In a Utopian society, the enterprise health system would run seamlessly on one cohesive platform, but the reality is – most don’t. The lack of centralized data catalyzes production of disparate systems. On the contrary, cloud-based systems have the ability to act as a central data hub, thus eliminating the aforementioned disparate systems.
With the human body, we are controlled by a single brain capable of executing all necessary functions where all parts can fluidly communicate. An enterprise health system should function the same way using the cloud.
There are a few ways this happens:
Advanced cloud-based software with flexible APIs, like Ambra’s, are capable of integrating with upstream and downstream systems. Currently, many organizations implement a VPN in high-volume image sharing scenarios. A VPN is difficult to install and configure across institutions and firewalls, and operates on a hub-and-spoke model requiring that images be manually uploaded into the system’s PACS. Even within the walls of an organization, facilities frequently lack image-enablement of their EHR, prohibiting the unification of patient records. With a cloud solution, like Ambra Health, patient imaging can be integrated directly into the patient jacket of leading EHR systems like Epic and athenahealth providing a holistic patient record. Orders involving imaging can be placed, processed, viewed, and completed from within the EMR or EHR.
Enterprise health systems utilize hundreds of doctors across numerous locations. For this reason, a diagnostic viewer powered by the cloud is necessary to enable these doctors to view studies anywhere, anytime. Using Ambra’s browser-based mobile-friendly viewer, physicians can access patient images from any PC, Mac, or tablet, perform measurements, make annotations, compare images, and more. With only internet connectivity, any physician with the correct login can access and read patient images.
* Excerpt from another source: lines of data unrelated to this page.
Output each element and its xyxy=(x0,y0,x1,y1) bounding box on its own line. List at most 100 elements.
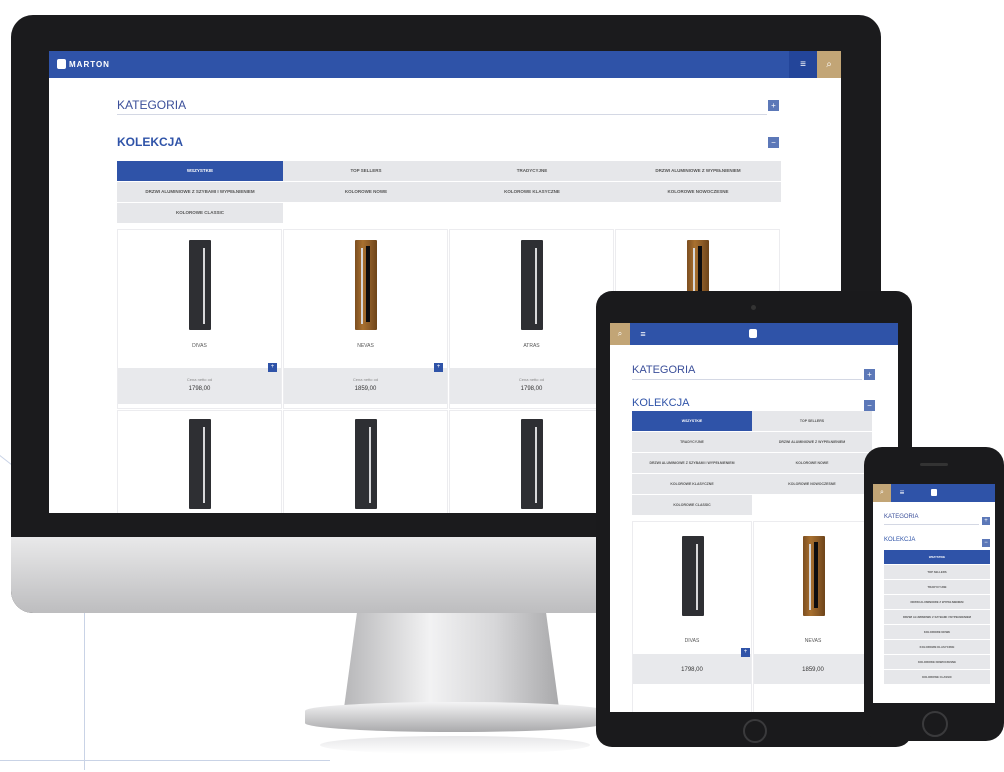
collection-tab[interactable]: DRZWI ALUMINIOWE Z SZYBAMI I WYPEŁNIENIE… xyxy=(632,453,753,474)
phone-search-button[interactable]: ⌕ xyxy=(873,484,891,502)
category-divider xyxy=(117,114,767,115)
tablet-logo-icon[interactable] xyxy=(749,329,757,338)
dark-door-image[interactable] xyxy=(682,536,704,616)
phone-collection-toggle[interactable]: − xyxy=(982,539,990,547)
product-name: DIVAS xyxy=(192,343,207,349)
tablet-menu-button[interactable]: ≡ xyxy=(634,323,652,345)
dark-door-image[interactable] xyxy=(521,419,543,509)
phone-speaker xyxy=(920,463,948,466)
price-label: Cena netto od xyxy=(518,377,545,382)
add-to-cart-icon[interactable]: + xyxy=(434,363,443,372)
add-to-cart-icon[interactable]: + xyxy=(741,648,750,657)
price-value: 1859,00 xyxy=(354,386,377,392)
product-name: NEVAS xyxy=(357,343,374,349)
door-handle xyxy=(203,427,205,503)
dark-door-image[interactable] xyxy=(189,419,211,509)
price-value: 1798,00 xyxy=(520,386,543,392)
price-value: 1798,00 xyxy=(188,386,211,392)
collection-tab[interactable]: TOP SELLERS xyxy=(283,161,450,182)
phone-home-button[interactable] xyxy=(922,711,948,737)
tablet-collection-title[interactable]: KOLEKCJA xyxy=(632,397,689,409)
collection-tab[interactable]: WSZYSTKIE xyxy=(632,411,753,432)
door-handle xyxy=(535,427,537,503)
tablet-category-title[interactable]: KATEGORIA xyxy=(632,364,695,376)
background-line-horizontal xyxy=(0,760,330,761)
door-handle xyxy=(696,544,698,610)
product-card[interactable] xyxy=(283,410,448,513)
wood-door-image[interactable] xyxy=(803,536,825,616)
tablet-search-button[interactable]: ⌕ xyxy=(610,323,630,345)
collection-tab[interactable]: KOLOROWE CLASSIC xyxy=(884,670,991,685)
phone-logo-icon[interactable] xyxy=(931,489,937,496)
product-card[interactable]: DIVAS Cena netto od 1798,00 + xyxy=(117,229,282,409)
dark-door-image[interactable] xyxy=(521,240,543,330)
collection-tab[interactable]: KOLOROWE CLASSIC xyxy=(117,203,284,224)
category-toggle-button[interactable]: + xyxy=(768,100,779,111)
product-card[interactable]: NEVAS 1859,00 xyxy=(753,521,873,712)
search-button[interactable]: ⌕ xyxy=(817,51,841,78)
collection-tab[interactable]: WSZYSTKIE xyxy=(884,550,991,565)
dark-door-image[interactable] xyxy=(355,419,377,509)
collection-tab[interactable]: DRZWI ALUMINIOWE Z SZYBAMI I WYPEŁNIENIE… xyxy=(117,182,284,203)
collection-tab[interactable]: TRADYCYJNE xyxy=(632,432,753,453)
collection-tab[interactable]: TOP SELLERS xyxy=(884,565,991,580)
product-name: DIVAS xyxy=(684,638,700,644)
product-card[interactable] xyxy=(117,410,282,513)
door-handle xyxy=(535,248,537,324)
tablet-category-divider xyxy=(632,379,862,380)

Enterprise health systems need a solution that scales along with them and that is always there when they need it. The cloud offers flexible storage solutions and disaster recovery. Imagine a scenario without the cloud, where data is stored onsite. Disaster strikes, power to the data facility goes down, and physicians at the hospital can no longer access their images. With cloud storage, those images are safely stored off-site alongside a backup, so these images are always available, rain or shine.
Cloud technology has crept into almost every industry. It has enabled mankind to achieve previously unattainable levels of efficiency. With this technology at our fingertips, it’s paramount to capitalize on everything it can offer.